The solution is easy: let users select which email to send from as part of the invitation. One more field and bingo! you’re good.

In addition, my apologies for not posting more recently. It’s been really busy and I will be catching up soon.

Bad Banking Error

Monday, March 13th, 2006

I recently opened an account at Bank of America, using their online application. It was slow, painful, and not a process I will do again any time soon. It couldn’t reference any of my current data with them so I had to reenter all my address and other personal information. Bad customer service, even if there are good security reasons for some obstacles.

The cherry on top of my grousing sundae came at the end of the transaction. I wanted to transfer in the money to open the account from an external bank, and I wanted to put in enough money to avoid bank fees. Easy enough, put 1000 into the first box and 300 in the second, then routing number over here and bingo!

An error message. Not the error you’d expect, though…

Fund Your Accounts

Error
There was a problem processing your request.
Some fields may have been left blank or incorrectly filled in. Please review the form to ensure that all fields are properly completed.
# The initial deposit for Standard Checking must be between 100 and 100.
# The initial deposit for Regular Savings must be between 100 and 100.

Ummm… you’re kidding, right? I can only fill in 100 for my initial deposit, not more and not less? OK, not less I understand, but you really don’t want more of my money at your bank? Isn’t that the point of the promotion that brought me to your site?

Worse, there was no such issue when I chose another initial payment method. It’s apparently a niche issue and is really bad service, as well as a QA oversight.

The punchline came when I walked into the branch to deliver my opening balance check. The account rep visibly winced as I told her a small portion of the story, and said I should come into the branch next time so they could save me time and headache. She said the system wasn’t that good.

Boy, and I thought my PR department had issues.

Windows XP crash analyst needs analyzing

Sunday, March 5th, 2006

So my laptop OS has crashed a number of times in its brief lifetime, and each time I have let the recovery program send the data back to Microsoft. Usually, this is no big deal, and I’m happy to be a good beta tester – even though I’m using Windows XP Pro, a product that shouldn’t be this buggy after service packing. However, I had an episode that shows that the user experience guys didn’t look very hard at the crash analysis/data gathering program.

I was riding BART and my machine died. I was heading through the usual screens (why does this first one default to Don’t Send? How many users will just press Enter and not care which option is used? As a software guy, at least try and increase the odds of submission…)

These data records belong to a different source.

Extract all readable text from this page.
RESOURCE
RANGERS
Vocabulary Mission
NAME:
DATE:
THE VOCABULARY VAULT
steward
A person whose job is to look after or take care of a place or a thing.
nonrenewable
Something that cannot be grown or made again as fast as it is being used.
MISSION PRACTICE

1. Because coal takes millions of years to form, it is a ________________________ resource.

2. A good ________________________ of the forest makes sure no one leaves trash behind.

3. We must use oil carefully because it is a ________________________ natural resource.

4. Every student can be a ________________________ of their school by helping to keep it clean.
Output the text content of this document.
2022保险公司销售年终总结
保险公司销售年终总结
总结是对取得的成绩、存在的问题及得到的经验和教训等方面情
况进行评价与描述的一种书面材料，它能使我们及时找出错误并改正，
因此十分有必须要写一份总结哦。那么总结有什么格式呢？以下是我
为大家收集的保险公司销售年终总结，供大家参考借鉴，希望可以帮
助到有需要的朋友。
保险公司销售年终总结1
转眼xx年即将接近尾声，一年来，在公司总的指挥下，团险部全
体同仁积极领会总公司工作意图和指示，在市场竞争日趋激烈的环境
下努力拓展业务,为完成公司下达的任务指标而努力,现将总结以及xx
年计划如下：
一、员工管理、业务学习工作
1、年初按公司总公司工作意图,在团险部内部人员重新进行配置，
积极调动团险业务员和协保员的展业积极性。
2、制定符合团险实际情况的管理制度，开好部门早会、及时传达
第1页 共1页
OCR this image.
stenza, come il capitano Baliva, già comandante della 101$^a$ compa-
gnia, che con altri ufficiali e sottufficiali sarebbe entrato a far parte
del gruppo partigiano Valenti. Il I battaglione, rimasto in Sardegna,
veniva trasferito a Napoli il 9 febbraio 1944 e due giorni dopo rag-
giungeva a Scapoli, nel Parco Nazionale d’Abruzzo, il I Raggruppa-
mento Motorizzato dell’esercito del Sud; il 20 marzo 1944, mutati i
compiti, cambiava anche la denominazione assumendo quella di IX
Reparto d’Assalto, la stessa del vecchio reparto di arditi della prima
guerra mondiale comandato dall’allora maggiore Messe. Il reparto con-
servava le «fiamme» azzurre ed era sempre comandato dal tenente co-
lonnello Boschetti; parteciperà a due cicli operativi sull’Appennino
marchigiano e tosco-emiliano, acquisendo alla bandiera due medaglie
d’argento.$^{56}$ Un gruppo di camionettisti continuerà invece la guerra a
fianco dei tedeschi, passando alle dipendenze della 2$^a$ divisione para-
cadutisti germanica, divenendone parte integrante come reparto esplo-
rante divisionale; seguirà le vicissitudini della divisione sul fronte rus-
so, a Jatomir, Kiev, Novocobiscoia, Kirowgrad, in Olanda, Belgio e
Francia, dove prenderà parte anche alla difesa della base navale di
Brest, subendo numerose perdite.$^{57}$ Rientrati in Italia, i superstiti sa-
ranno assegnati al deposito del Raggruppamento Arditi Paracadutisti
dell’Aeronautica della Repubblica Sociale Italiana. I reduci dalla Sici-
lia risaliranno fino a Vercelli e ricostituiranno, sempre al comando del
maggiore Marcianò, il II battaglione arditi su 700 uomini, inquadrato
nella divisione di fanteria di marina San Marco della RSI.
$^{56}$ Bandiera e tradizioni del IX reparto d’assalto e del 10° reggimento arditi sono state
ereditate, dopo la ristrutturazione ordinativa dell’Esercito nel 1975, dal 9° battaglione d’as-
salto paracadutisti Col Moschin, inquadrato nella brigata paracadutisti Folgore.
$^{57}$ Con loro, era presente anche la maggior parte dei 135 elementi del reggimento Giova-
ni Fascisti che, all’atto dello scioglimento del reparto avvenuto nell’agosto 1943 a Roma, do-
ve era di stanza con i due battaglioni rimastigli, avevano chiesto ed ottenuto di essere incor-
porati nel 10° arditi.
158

Crash analysis screenshot 1

Since I wasn’t online, I got the Connect First screen. No problem, I’ll send it when I get home. (again, Cancel is default?)

Crash analysis screenshot 2

I’ll just sleep the computer until I’m done with my evening event and get to an internet line……

Nope.

Crash analysis screenshot 3

So I have to leave my computer powered on in the car for hours, hoping the battery holds out, because I’m too stubborn to not report the error. Why should I have this problem? I’m pretty sure the first window lets me Standby when it is active, but if I agree to report then I am in one of those little-used-lightly-tested scenarios that should never have to happen. Really, you should never even get the second screen.

How to fix this? Easy… take a page from Mozilla or Apple. They’ve had crash reporting for quite a while that summarizes the data and queues it in the background, and I’ve never had an issue with it sending later. Nothing should be so critical to communicate in this application that it can’t wait until I connect to a network.